# Making & Mastering Wood Planes



## Beginningwoodworker

Mads, thanks for the review.


----------



## RGtools

A fantastic book, it's one of my favorites in my library.


----------



## SCOTSMAN

I have a few different books on making a plane but I am still hoverring re this and will one day or two I suppose.These look great and you did a wonderful job on the one you made. Alistair


----------



## Dennisgrosen

thank´s for the rewiew Mads 
seems to me it is a most have for every handtool-freak = every L J …. lol

or at least those who consider to make tools 

take care
Dennis


----------



## WayneC

I really like this book as well.
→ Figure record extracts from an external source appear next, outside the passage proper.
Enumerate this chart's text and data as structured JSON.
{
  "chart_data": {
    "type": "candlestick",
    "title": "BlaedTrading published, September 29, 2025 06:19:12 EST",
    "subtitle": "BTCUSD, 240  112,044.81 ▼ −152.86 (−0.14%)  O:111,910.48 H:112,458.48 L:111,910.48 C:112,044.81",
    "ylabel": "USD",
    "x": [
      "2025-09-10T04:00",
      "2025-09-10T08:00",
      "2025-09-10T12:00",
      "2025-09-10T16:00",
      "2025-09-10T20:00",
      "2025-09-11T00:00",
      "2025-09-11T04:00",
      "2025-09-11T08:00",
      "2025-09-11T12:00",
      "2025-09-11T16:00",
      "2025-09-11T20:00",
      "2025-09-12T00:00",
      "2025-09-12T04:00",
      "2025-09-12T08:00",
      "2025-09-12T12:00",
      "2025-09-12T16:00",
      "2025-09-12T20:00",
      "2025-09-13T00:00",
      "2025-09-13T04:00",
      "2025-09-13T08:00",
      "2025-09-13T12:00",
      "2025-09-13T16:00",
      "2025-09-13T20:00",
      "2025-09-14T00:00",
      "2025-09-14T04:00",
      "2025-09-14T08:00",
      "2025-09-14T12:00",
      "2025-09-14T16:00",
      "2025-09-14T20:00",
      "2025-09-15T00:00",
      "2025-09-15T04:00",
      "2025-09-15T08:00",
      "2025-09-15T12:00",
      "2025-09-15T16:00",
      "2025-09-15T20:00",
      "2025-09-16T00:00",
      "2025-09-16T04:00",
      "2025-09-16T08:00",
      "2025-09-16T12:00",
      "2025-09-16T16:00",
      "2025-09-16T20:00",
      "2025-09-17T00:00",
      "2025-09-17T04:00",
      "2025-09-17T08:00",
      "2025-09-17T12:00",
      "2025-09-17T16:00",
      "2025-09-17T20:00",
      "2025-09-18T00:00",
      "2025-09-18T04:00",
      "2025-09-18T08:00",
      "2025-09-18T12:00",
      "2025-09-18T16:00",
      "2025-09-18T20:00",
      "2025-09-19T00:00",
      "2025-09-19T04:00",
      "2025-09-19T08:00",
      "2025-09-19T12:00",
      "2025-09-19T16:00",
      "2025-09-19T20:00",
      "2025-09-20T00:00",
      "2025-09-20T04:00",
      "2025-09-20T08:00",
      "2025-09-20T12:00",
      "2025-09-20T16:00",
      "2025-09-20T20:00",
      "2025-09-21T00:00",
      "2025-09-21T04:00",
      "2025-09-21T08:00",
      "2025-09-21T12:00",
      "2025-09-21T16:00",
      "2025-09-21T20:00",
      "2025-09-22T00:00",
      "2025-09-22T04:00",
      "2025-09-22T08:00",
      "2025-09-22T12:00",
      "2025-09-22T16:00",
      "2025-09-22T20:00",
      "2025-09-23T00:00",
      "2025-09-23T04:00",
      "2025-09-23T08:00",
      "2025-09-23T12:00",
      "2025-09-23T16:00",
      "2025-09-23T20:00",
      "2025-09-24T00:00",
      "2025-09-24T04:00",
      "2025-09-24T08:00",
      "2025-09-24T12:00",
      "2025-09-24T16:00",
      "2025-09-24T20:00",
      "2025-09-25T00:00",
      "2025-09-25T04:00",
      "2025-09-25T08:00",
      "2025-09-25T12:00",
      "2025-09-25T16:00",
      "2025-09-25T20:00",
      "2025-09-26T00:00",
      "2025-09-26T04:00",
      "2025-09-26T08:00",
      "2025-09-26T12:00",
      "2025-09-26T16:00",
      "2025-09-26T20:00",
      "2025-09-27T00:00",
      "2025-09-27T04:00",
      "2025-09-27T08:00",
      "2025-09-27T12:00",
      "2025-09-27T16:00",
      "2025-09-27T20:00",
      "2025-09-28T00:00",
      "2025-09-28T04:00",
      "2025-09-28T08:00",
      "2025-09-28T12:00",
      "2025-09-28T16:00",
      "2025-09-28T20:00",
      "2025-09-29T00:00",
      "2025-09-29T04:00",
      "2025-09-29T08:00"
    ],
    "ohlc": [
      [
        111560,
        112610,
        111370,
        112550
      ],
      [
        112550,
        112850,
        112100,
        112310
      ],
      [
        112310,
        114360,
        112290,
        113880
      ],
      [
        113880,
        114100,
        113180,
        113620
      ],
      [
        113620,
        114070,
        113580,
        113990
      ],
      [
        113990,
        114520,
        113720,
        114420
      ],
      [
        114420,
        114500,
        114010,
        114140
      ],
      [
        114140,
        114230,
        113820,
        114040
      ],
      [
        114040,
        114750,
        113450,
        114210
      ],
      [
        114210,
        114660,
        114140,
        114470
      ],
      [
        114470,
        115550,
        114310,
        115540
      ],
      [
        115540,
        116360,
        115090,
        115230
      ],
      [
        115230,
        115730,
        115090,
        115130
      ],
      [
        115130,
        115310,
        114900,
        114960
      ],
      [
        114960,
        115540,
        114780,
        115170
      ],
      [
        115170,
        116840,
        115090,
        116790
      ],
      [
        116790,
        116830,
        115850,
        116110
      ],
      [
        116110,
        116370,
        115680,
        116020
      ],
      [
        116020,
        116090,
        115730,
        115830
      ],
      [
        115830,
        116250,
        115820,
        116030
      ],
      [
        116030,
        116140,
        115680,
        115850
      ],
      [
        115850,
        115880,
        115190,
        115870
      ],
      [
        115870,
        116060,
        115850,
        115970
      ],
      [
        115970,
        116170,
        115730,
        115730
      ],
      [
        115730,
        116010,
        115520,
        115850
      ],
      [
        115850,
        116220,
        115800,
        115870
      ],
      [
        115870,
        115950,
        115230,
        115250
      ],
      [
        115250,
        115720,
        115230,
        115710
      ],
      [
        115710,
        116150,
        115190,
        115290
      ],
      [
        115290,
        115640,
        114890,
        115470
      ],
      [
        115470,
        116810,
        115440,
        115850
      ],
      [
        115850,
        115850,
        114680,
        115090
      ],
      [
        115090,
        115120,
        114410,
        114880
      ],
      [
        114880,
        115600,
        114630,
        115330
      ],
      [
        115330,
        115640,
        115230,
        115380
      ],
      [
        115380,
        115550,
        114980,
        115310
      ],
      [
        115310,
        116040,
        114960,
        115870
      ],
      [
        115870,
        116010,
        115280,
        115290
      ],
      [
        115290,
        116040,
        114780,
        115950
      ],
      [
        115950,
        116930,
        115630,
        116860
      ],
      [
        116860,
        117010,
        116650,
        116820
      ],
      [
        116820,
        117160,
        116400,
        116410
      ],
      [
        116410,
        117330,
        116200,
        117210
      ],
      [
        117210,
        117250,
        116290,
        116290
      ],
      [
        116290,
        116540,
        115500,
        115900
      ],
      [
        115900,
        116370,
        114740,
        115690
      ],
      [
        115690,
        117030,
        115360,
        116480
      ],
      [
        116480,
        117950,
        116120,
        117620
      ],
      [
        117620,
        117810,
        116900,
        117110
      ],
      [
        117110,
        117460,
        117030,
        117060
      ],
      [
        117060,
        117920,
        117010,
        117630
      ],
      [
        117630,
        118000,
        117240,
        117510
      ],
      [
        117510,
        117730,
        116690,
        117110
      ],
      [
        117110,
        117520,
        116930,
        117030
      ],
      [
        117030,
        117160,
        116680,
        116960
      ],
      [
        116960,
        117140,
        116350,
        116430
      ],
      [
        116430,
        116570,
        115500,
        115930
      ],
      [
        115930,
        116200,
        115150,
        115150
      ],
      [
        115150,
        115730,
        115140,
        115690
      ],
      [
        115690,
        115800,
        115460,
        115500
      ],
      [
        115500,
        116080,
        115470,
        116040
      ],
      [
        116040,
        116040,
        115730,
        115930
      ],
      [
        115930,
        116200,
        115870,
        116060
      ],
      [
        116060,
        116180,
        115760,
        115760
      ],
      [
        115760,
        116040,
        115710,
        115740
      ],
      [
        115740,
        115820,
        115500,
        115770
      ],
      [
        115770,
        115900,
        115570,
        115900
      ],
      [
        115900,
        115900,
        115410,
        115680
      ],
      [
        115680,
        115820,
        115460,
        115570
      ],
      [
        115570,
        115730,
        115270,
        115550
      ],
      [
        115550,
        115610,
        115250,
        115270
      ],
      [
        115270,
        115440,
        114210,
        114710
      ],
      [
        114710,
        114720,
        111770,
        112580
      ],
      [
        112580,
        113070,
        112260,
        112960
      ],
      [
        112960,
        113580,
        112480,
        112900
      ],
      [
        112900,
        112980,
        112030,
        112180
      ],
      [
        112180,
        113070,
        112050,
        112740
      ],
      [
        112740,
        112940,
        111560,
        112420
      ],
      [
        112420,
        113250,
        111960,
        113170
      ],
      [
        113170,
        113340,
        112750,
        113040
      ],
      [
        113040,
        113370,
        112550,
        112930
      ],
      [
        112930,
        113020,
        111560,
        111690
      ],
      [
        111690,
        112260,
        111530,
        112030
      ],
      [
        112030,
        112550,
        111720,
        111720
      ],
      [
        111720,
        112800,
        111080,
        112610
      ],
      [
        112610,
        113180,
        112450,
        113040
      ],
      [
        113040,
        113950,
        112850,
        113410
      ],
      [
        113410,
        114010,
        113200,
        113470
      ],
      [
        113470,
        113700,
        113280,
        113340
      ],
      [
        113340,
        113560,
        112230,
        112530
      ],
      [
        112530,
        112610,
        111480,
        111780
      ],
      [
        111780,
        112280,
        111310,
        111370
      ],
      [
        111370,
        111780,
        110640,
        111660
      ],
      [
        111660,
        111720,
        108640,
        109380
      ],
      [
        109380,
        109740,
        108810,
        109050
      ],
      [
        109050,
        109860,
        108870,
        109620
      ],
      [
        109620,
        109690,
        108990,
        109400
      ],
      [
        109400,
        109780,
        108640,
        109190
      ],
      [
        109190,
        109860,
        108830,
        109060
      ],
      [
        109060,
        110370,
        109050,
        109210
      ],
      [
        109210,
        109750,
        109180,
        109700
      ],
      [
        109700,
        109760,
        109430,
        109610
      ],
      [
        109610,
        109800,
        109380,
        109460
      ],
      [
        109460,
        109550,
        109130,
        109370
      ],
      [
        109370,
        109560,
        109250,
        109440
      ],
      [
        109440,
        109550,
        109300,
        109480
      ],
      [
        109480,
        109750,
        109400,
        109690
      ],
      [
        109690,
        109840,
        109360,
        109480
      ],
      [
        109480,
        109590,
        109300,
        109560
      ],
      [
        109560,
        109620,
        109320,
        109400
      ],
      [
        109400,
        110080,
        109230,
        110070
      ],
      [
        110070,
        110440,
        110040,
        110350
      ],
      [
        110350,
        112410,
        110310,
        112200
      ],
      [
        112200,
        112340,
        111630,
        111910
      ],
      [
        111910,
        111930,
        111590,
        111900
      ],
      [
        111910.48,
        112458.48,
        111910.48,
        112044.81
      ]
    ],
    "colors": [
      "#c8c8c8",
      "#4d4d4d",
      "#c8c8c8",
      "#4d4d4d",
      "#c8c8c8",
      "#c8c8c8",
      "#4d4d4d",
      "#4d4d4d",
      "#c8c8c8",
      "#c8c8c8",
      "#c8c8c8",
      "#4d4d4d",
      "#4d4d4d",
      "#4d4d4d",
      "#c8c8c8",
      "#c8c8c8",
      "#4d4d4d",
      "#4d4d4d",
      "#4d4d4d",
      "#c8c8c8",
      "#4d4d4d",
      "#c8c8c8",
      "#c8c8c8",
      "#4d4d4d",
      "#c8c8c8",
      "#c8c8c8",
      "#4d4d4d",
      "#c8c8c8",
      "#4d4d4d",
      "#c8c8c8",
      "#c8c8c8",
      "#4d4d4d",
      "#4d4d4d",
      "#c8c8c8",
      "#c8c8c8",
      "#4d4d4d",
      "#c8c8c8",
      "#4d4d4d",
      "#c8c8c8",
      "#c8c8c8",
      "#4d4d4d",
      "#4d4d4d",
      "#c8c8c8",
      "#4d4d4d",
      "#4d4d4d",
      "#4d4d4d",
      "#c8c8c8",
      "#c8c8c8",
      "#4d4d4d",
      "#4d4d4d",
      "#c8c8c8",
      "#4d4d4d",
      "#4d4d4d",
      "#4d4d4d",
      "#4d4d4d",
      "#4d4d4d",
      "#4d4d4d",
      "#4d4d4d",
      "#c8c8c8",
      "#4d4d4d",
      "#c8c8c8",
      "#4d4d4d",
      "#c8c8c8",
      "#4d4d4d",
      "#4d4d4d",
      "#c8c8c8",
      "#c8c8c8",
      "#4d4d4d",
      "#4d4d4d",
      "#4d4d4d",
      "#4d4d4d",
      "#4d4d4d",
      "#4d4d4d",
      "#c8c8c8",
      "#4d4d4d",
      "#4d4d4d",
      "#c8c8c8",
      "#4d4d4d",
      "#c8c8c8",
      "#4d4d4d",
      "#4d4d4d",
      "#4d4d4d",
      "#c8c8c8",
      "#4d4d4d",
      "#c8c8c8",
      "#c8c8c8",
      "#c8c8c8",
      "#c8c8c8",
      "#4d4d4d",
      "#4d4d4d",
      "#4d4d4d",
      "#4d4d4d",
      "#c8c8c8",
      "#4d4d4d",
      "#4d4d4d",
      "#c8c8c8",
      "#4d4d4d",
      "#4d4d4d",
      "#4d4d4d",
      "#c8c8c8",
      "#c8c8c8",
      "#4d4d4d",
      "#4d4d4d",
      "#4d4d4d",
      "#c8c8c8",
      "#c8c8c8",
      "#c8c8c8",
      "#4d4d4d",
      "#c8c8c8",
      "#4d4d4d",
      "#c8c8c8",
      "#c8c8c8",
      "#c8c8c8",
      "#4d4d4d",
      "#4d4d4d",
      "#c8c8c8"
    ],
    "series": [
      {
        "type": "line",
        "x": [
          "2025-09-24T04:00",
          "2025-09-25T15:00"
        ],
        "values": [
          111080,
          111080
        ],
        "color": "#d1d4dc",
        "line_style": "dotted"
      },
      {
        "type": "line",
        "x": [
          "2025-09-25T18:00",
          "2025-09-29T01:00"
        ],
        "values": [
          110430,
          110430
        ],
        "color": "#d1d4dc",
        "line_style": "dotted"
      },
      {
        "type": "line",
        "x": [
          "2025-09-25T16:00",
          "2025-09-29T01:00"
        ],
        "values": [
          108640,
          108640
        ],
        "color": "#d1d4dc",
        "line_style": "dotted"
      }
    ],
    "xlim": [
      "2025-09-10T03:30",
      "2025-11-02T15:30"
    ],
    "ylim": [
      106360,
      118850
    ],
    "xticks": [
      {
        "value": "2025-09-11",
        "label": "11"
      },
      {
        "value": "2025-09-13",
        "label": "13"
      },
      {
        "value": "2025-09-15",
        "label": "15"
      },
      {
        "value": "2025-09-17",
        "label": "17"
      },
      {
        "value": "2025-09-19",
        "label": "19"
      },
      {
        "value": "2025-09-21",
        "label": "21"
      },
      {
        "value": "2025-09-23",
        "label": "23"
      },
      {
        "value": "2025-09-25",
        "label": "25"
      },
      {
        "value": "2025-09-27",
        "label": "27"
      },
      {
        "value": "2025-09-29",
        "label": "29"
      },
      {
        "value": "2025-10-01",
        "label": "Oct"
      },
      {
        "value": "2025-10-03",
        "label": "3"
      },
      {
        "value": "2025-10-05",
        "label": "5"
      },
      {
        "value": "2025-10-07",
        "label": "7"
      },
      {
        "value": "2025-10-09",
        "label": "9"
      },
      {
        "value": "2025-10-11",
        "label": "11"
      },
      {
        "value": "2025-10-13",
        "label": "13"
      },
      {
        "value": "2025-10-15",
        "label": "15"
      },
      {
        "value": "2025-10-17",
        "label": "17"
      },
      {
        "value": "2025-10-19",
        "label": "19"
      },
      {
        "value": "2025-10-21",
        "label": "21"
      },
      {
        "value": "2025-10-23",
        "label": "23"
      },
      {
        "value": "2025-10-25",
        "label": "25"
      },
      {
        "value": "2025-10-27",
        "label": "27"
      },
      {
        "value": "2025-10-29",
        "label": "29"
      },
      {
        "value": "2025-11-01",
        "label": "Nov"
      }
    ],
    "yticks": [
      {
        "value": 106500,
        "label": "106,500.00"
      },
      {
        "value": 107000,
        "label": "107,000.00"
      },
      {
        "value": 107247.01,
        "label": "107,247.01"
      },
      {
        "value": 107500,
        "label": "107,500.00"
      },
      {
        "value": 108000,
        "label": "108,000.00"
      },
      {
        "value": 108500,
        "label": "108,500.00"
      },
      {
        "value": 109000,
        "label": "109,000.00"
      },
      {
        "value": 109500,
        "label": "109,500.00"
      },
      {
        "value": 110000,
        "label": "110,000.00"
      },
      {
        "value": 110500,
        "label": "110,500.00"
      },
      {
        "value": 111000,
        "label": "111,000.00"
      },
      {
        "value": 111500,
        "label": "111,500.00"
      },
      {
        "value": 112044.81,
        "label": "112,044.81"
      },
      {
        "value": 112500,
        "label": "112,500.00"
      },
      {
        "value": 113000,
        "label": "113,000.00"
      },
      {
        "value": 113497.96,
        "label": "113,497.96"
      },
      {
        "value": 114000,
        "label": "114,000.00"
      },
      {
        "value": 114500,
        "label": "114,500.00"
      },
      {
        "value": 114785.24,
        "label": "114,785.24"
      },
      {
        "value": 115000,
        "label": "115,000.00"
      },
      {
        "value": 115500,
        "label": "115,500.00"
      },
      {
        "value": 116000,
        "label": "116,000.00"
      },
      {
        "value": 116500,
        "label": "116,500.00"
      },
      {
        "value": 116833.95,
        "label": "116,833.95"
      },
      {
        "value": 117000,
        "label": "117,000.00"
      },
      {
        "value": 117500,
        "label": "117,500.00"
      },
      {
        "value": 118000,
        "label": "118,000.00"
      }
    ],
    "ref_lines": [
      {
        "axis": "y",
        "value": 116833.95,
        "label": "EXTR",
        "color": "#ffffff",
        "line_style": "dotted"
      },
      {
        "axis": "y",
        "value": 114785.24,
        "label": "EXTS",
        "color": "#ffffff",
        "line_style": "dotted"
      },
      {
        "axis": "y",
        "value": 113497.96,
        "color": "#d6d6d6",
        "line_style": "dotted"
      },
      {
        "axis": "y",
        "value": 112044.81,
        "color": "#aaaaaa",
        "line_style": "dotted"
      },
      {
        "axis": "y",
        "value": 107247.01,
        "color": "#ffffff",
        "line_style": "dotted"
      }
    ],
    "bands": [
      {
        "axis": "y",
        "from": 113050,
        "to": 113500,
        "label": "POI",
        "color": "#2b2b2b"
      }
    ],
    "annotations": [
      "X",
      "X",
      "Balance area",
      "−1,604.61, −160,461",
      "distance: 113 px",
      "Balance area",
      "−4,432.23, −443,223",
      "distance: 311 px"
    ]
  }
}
I think this is a good intro for anyone looking to use planes.


----------



## mafe

Hi guys, 
Glad I have a review in peace here lol.
I will just send you all a smile, no reason for more.
Thank you and my sweetest thoughts,
Mads


----------



## donwilwol

Mads..thanks for the inspiration as usual. I love this book as well. I built this Krenov inspired smoothing plane and plan to make a scraper plane. The insights for plane use got me over that "hump".


----------



## CTgator

I agree. A great book by a great guy. I am hoping to find time to go to one of his workshops.


----------



## DamnYankee

thanks for the review. I've recently been looking to add hand planes to my collection of tools, been reading up on how to use them, sharpen them, etc. Been considering making some myself.


----------



## mafe

Rob, it is not as difficult as it seems, just a little focus, and after a lot of fun.
Do it!
Big smile,
Mads


----------



## WayneC

Rob, then this book is required reading. Even if your not going to make some right away. Lots of valuable info.


----------



## donwilwol

I have to agree. This book is full of practical information whether your using, building planes or both. If you like tools the pictures along are worth it.


----------



## Billp

Ditto


----------